Why is Sweden Facing a Currency Crisis?

Sweden is not really a country that comes to find when one talks about finance or currency trading. The Swedish Krona is a relatively small and insignificant player in the global market. Trading in Swedish Krona accounts for less than 2% of the global currency trades. However, the Krona is what many call a counter currency. This means that the Krona moves in the opposite direction to the world in general and Eurozone in particular. When the Eurozone currencies become stronger, the Krona becomes weaker and vice versa.

This year has been the worst year for the Swedish Krona is the past two decades. Amongst the major currencies, it has been the clear loser with the worst performance. In this article, we will look at some of the factors which have resulted in the downfall of the Swedish Krona.

Causes of Currency Crisis

  • Low-Interest Rates: The Swedish central bank is famous for not raising interest rates. The rates were dropped in 2009 to reach -0.5%. Sweden was one of the first countries in the world to experiment with a negative interest rate.

    Now, after a massive gap of 10 years, the interest rates have been lowered to -0.25%. The rates are still in negative territory. Unlike the Danish Krona, the Swedish Krona is not really pegged to any external currency. Hence, Sweden has full autonomy to manipulate currency prices and is using the same.

    Many critics are worried that this constant devaluation may actually end up bringing in a currency crisis. However, the Swedish central bank seems confident. This is the reason why they are continuing with lower interest rates.

    The markets are fairly confident that the Swedish bank will not raise interest rates. This is the reason why the Krona continues to slide down. Markets expect the interest rates to remain in the negative territory for quite some time in the foreseeable future.

  • Higher Inflation: The Swedish central bank is very sensitive to interest rates. Unlike the Federal Reserve or the European Central Bank, the Riskenbank does not have multiple objectives.

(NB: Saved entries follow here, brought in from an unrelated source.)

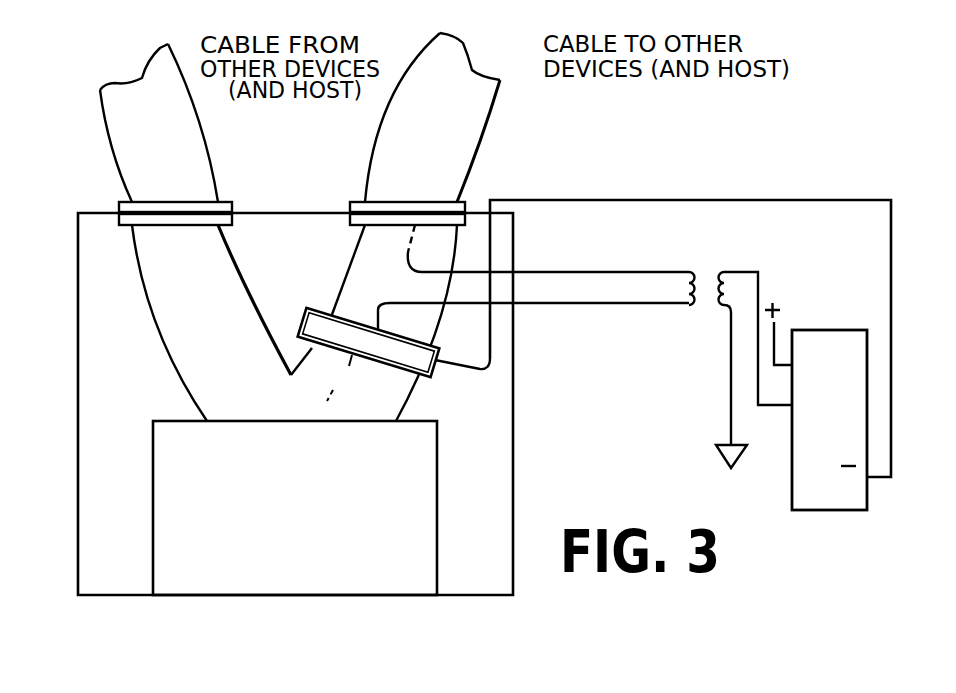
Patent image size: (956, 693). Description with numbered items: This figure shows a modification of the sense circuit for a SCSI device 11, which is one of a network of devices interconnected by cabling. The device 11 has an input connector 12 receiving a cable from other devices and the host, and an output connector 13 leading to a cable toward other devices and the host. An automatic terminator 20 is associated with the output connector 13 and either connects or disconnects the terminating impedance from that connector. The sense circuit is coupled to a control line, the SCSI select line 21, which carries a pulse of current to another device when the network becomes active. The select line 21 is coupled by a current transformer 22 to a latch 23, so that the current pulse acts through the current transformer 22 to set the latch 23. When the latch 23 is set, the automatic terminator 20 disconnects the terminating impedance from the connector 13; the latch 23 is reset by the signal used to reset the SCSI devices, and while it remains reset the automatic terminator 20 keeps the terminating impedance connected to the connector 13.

The device 11 is at (165, 500).
The input connector 12 is at (118, 208).
The output connector 13 is at (350, 212).
The automatic terminator 20 is at (368, 359).
The SCSI select line 21 is at (378, 312).
The current transformer 22 is at (696, 299).
The latch 23 is at (818, 330).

Instead, the stated objective of the Swedish central bank is to keep the inflation as low as possible.

    The Swedish government charges a lot of taxes. However, it also gives out a wide variety of health and unemployment benefits. The Swedish culture is such that people do not expect the wages to increase too much. This is the reason why they are also opposed to an increase in prices.

    The rate cut from -0.5% to -0.25% has caused an increase in prices. The Swedish government wants to avoid further increases at all costs. Hence, the rates may remain stable in order to enable the government to meet its inflation target.

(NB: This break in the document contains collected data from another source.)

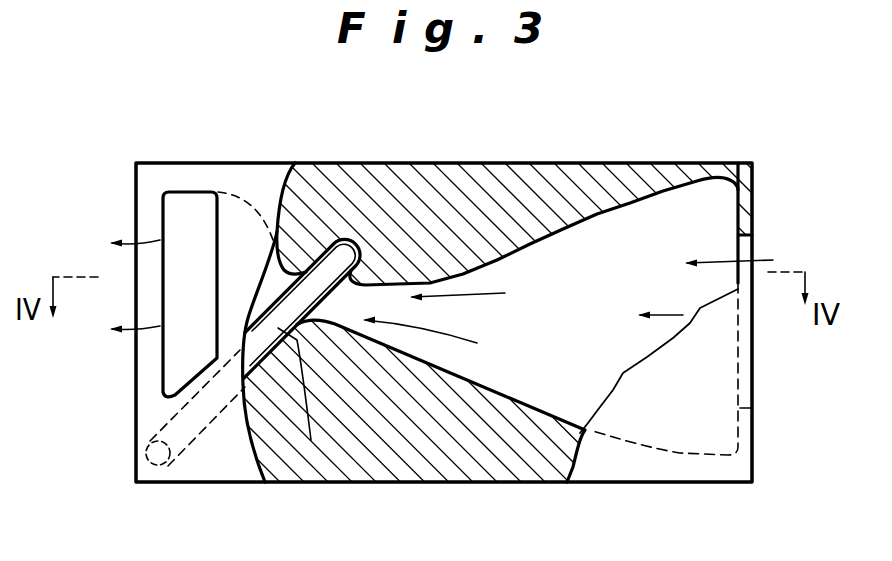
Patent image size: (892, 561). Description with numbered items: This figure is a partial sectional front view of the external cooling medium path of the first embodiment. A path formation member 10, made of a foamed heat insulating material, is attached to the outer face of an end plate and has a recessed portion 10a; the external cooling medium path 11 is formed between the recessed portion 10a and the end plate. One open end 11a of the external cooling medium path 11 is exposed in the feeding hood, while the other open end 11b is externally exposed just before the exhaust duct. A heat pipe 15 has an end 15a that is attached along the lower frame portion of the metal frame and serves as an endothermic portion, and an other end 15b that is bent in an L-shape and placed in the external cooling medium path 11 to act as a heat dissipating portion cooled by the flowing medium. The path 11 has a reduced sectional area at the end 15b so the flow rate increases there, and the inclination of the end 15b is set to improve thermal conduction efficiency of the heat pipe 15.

The path formation member 10 is at (427, 178).
The recessed portion 10a is at (534, 417).
The external cooling medium path 11 is at (592, 303).
The open end 11a is at (745, 251).
The other open end 11b is at (163, 217).
The heat pipe 15 is at (194, 444).
The end of heat pipe 15a is at (146, 457).
The other end of heat pipe 15b is at (311, 440).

Effects of the Currency Crisis

  • Higher Exports: The Swedish economy is very sensitive to exports. There are many global companies such as Volvo, H&M, and Ikea which have the headquarters in Sweden. A lower currency rate benefits the export sector. This is because the goods become cheaper for buyers from other countries. Hence, Swedish goods have become more attractive. Since the entire economy of Sweden is based around exports, and the export sector is benefitting, there is a silver lining to what is being called a “currency crisis of grave magnitude.”
  • Local Tourism: A lower prices Krona not only makes Swedish goods cheaper, but it also makes travelling to Sweden cheaper. Hence, Sweden will now be on the map of many more tourists. Since tourism is a high margin business, this is good news for both Swedish businesses and the Swedish government. Businesses like hotels and cafes can gear up for a busier than usual season. Also, the government will make a huge amount of money from this policy since every good and service is heavily taxed in Sweden.
  • More Expensive Imports: The only community that seems to be complaining is the importers. An expensive currency means that the import bill has just shot up. This has some very interesting implications.

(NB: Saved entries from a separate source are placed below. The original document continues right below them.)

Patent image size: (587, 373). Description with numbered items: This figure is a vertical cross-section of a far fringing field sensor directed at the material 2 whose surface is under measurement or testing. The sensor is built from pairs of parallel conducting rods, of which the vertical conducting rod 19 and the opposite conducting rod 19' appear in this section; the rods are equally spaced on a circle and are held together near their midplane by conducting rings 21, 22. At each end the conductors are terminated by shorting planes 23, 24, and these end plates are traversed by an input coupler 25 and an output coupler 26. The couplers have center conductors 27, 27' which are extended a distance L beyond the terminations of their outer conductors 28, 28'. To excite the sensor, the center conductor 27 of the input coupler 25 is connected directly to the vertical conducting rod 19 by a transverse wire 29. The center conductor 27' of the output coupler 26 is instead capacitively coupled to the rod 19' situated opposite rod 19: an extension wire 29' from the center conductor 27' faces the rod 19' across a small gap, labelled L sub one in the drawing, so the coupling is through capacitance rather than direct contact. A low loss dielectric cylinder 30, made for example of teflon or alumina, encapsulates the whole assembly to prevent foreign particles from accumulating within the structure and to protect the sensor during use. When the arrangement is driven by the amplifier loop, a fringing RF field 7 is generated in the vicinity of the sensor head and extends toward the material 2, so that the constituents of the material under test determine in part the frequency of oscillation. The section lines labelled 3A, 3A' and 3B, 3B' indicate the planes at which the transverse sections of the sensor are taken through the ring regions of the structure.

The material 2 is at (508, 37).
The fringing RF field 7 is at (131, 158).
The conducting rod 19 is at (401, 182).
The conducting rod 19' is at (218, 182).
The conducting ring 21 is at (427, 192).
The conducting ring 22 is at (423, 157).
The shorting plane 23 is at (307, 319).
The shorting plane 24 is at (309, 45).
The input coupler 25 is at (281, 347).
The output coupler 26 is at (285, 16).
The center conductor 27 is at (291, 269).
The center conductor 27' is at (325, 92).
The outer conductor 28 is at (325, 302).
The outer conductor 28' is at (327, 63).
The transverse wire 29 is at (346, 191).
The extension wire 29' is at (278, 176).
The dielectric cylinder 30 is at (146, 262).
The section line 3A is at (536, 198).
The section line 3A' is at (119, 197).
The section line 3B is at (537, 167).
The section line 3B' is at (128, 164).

    Firstly, consumers will find that some goods around them have become more expensive whereas others have not! The ones with raised prices will be imported goods. This could be good news since the price differential will make people switch from imported goods to domestically manufactured ones. If this happens, the local industry is likely to receive a stimulus from this currency crisis.

    Secondly, it needs to be noted that most imports are actually a part of Swedish exports. For instance, the Volvo car is a Swedish product. However, lots of spare parts which are used in the manufacture of the Volvo are imported. Hence, expensive imports are also threatening the competitiveness of Sweden’s fledgling export sector.

  • Export of Capital: The problem is that Sweden is not only exporting goods and services but is also exporting capital to other countries. Swedish borrowers are flush with cash because of low-interest rates. Hence, they are borrowing money at this attractive rate and investing in European investments where the yields are higher. This is the reason why the Krona is falling when the rest of the world’s currencies are rising. The stronger the Euro becomes, the higher the Euro-dominated yields become. Hence the loop will continue as people will continue to export capital driving the price of Krona lower and lower.

The bottom line is that there are mixed reactions on the downfall of the Krona. Some are perceiving at as a positive event whereas others are perceiving it as a negative event.